La mère, sa fille et ses trois neveux.... La politique est une affaire de famille chez les Thienthong, qui présentent cinq candidats dans deux partis rivaux pour les élections législatives du 14 mai en Thaïlande. De nombreux clans quadrillent la vie politique thaïlandaise, animée depuis plus de vingt ans par le plus influent d’entre eux: les Shinawatra.
Candidate pour la première fois, Paetongtarn Shinawatra suit les traces de son père Thaksin, Premier ministre entre 2001 et 2006, et de sa tante Yingluck, au pouvoir de 2011 à 2014. Loin de la fortune de Thaksin, évaluée autour de deux milliards d’euros, et des meetings géants, les Thienthong règnent près de la frontière cambodgienne depuis plus de cinquante ans. L’entreprise familiale de logistique s’est transformée dans les années 1970 en machine à gagner politique - l’un profitant à l’autre, dans un cercle où peuvent coïncider intérêts privés et publics.
Au bord des routes mal entretenues de la province rurale de Sa Kaeo (est), seul leur nom ressort des affiches de campagne. Kwanruen Thienthong, sa fille Treenuch Thienthong et son neveu Sorawong Thienthong se présentent pour tenter d’obtenir les trois sièges de député à pourvoir. Les deux premières défendent le parti pro-armée (PPRP), majoritaire dans la coalition sortante, quand le dernier est présent sous la bannière rouge du mouvement d’opposition associé aux Shinawatra, Pheu Thai, en tête dans les sondages. «Lors des réunions de famille, nous ne parlons pas de politique. (...) On peut avoir différentes opinions, nous restons une famille», sourit Sorawong, 47 ans.

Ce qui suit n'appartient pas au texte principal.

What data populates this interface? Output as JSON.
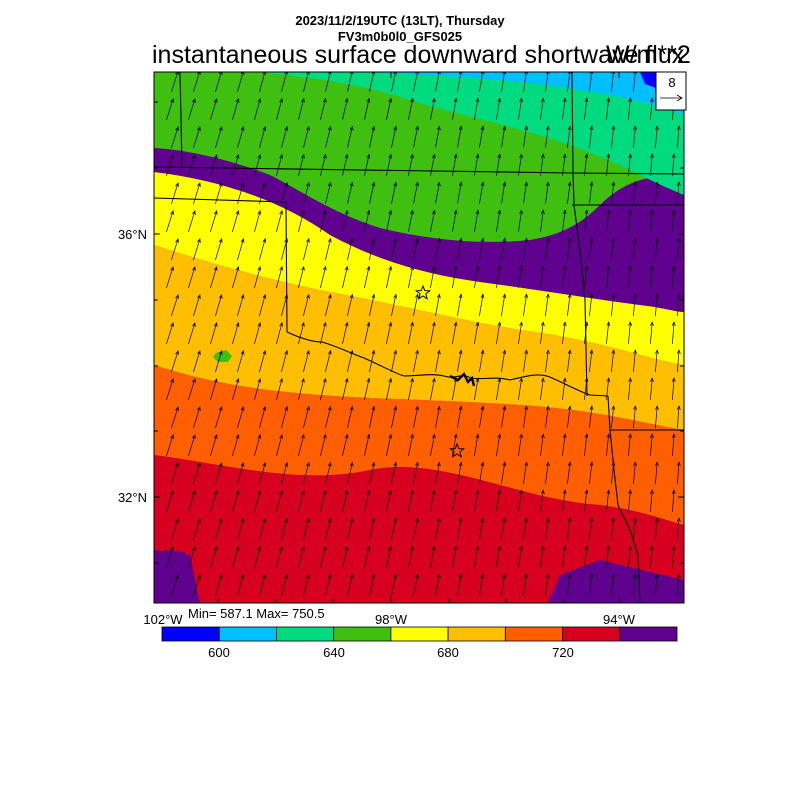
{
  "header": {
    "line1": "2023/11/2/19UTC (13LT), Thursday",
    "line2": "FV3m0b0l0_GFS025",
    "field_name": "instantaneous surface downward shortwave flux",
    "units": "W/m**2"
  },
  "reference_vector": {
    "label": "8"
  },
  "axes": {
    "lat_labels": [
      "36°N",
      "32°N"
    ],
    "lon_labels": [
      "102°W",
      "98°W",
      "94°W"
    ]
  },
  "stats": {
    "text": "Min= 587.1 Max= 750.5"
  },
  "colorbar": {
    "colors": [
      "#0000ff",
      "#00bfff",
      "#00db7f",
      "#3fbf10",
      "#ffff00",
      "#ffbf00",
      "#ff5f00",
      "#d7001f",
      "#5f008f"
    ],
    "labels": [
      "600",
      "640",
      "680",
      "720"
    ]
  },
  "colors": {
    "level_600": "#0000ff",
    "level_610": "#00bfff",
    "level_620": "#00db7f",
    "level_640": "#3fbf10",
    "level_660": "#ffff00",
    "level_680": "#ffbf00",
    "level_700": "#ff5f00",
    "level_720": "#d7001f",
    "level_740": "#5f008f"
  },
  "markers": [
    {
      "name": "star-marker-north"
    },
    {
      "name": "star-marker-south"
    }
  ]
}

Ses deux frères, Surachart et Surakiat, sont aussi candidats pour Pheu Thai, le premier dans une circonscription de Bangkok et le second sur la liste du parti (les députés thaïlandais sont élus selon un système complexe mêlant scrutin majoritaire et proportionnel). A l’Assemblée nationale comme dans les cabinets ministériels, les Thienthong appartiennent au paysage de la vie politique du royaume. Dans les années 1990, ils avaient la réputation de faire ou défaire les gouvernements. Les zones rurales sont le pré carré de ces clans influents, qui dépassent le cadre idéologique.
Ils offrent un gage de stabilité dans un royaume à l’histoire politique mouvementée, émaillée par douze coups d’Etat réussis depuis la fin de la monarchie absolue en 1932. Mais dans la lignée des manifestations pro-démocratie de 2020, des voix dénoncent leur mainmise.
«Ces familles ont gagné beaucoup d’argent et d’influence dans les années 1970 et 1980, dans un système dépourvu d’Etat de droit et en symbiose avec les responsables locaux de l’armée, de la police et de l’administration», a remarqué Pasuk Phongpaichit, économiste à l’université Chulalongkorn de Bangkok. «Cette élection oppose deux systèmes. Un dominé par les familles politiques, et un autre avec une nouvelle génération d’électeurs plus enclins à trouver l’idéologie d’un parti plus attractive.
Lequel va gagner? C’est très incertain». «S’impliquer en politique, c’est quelque chose de plus grand qu’une entreprise familiale», explique Treenuch (50 ans), ministre de l’Education du gouvernement sortant, qui vise un sixième mandat consécutif.
Les nombreux colliers de soucis oranges reçus à son meeting témoignent de sa popularité quasi intacte à Sa Kaeo. «Quand mon cousin est décédé, je leur ai demandé (aux Thienthong, NDLR) d’être en charge des funérailles, et ils l’ont fait, donc je ne peux pas les abandonner», explique Boonma Noinamkhum, 55 ans, croisé au rassemblement. Dans les coulisses, son frère Thanit suit le meeting. Elu député à cinq reprises, il ne se présente pas cette année, pour s’occuper de la gestion de la province. Malgré les apparences, les Thienthong ne sont pas invincibles.
En 2019, Sorawong avait perdu son siège de député face à un candidat PPRP. «La politique appartient à tout le monde», rappelle Yutthachai Ramphaiwan, candidat pour le parti réformiste Move Forward dans la circonscription promise à Treenuch.